A few readers wrote me to say they really enjoyed the poster picture from Giulietta degli spiriti (Juliet of the Spirits, 1965) by Federico Fellini (with costumes by Piero Gherardi).
Women are the main protagonists of this story, in fact a feminine universe characterises Fellini’s entire ouvre: numerous and different women – mothers, wives, mistresses, nuns, vamps and prostitutes – appear in his films, representing projections of a desire as multiform as the male imagination can be.
In this film the world of burlesque and circus - represented by Sandra Milo (the actress in yellow in the first image in this post) starring as Iris, Suzy and Fanny - clashes with that spectacle called “pure cinema”. Like a designer at a catwalk show, Fellini presents his imaginary women clad in fashionable and rich costumes born out of fantasy and wonder.
“The ambition of this film is to restore to woman her true independence, an unquestionable and inalienable dignity of her own,” Fellini stated in an interview about Juliet of the Spirits.
This is the same impulse that drives contemporary fashion designers to keep on creating new designs and collections that can empower women.
Florence-born but New York-based fashion designer Sofia Sizzi recently launched her own label, called Giulietta and inspired by Fellini's film.

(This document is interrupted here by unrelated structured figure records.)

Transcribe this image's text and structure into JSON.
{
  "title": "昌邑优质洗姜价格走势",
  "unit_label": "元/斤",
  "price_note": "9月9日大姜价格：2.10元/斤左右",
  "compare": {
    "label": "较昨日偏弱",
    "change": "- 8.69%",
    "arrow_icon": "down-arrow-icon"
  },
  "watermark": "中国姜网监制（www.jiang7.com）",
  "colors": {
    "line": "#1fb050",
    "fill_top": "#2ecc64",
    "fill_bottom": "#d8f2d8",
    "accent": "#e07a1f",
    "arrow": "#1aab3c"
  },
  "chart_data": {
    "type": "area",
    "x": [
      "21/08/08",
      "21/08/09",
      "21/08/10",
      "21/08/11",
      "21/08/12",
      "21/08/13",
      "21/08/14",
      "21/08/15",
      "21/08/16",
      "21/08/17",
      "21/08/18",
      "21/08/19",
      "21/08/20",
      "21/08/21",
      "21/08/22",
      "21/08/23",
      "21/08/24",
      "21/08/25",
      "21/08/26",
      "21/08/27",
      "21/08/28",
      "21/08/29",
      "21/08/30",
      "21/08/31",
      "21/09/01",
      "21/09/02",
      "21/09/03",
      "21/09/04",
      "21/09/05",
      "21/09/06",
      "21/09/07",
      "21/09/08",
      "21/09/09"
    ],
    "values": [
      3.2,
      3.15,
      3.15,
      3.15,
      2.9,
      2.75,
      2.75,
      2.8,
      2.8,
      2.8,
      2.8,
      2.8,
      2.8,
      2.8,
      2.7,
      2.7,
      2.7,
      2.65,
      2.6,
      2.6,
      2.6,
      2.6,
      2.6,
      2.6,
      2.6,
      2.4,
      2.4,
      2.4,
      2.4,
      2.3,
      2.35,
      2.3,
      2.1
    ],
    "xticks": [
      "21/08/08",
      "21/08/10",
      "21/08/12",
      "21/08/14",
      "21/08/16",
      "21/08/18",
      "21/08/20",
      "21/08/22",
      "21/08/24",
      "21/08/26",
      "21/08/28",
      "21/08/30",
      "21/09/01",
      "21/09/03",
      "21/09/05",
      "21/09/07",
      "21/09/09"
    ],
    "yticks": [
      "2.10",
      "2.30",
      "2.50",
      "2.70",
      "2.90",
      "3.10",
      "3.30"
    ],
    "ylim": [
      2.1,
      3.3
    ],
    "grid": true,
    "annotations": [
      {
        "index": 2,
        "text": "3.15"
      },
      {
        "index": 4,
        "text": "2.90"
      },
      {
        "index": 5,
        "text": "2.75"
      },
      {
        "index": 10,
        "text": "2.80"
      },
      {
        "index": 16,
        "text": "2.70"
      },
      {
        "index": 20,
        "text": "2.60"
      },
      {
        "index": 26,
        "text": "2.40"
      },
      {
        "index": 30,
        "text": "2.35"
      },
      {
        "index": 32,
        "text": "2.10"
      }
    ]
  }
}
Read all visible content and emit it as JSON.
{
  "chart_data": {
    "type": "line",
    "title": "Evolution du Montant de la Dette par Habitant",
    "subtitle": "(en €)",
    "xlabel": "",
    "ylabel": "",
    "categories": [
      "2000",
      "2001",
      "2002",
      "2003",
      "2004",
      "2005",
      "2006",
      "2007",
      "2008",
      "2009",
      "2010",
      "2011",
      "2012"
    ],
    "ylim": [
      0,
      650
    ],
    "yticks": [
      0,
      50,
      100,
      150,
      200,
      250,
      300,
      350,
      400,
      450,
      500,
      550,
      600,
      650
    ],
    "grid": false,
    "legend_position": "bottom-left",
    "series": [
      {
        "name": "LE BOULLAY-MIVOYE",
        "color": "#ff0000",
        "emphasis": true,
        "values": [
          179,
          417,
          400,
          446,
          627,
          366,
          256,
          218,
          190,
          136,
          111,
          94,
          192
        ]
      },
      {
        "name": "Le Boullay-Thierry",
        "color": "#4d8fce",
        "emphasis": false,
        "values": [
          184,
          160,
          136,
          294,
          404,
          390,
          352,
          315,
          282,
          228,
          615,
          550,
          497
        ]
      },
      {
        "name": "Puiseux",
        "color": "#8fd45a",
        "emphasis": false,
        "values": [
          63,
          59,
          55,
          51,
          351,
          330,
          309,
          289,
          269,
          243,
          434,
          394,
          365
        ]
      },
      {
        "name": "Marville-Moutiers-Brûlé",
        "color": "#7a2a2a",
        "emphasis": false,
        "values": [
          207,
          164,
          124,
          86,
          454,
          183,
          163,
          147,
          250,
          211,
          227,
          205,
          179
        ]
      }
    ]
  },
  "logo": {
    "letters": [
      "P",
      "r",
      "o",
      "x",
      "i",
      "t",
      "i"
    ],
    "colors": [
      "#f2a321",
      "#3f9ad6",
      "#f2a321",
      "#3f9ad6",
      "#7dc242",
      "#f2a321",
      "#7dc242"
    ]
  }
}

Born in Florence, Sizzi first worked for Gucci, then moved to New York where she collaborated with Donna Karan and Calvin Klein.
While in her designs there is also a sort of Fellinesque obsession with church and ecclesiastical clothes (see her black dress with white collar and her capes - View this photo) a bit reminiscent of the "pretino" dresses, her Autumn/Winter 2011-12 collection also includes a red chiffon dress that references one of the costumes donned by Giulietta Masina in Fellini's film.
Masina's dress was actually shorter than Sizzi's, but it's interesting to see that stylish and original costumes from '60s film still inspire contemporary designers. I doubt that any of the contemporary films that currently boast any kind of fashion and style connections will turn into an inspiration in fifty years' time.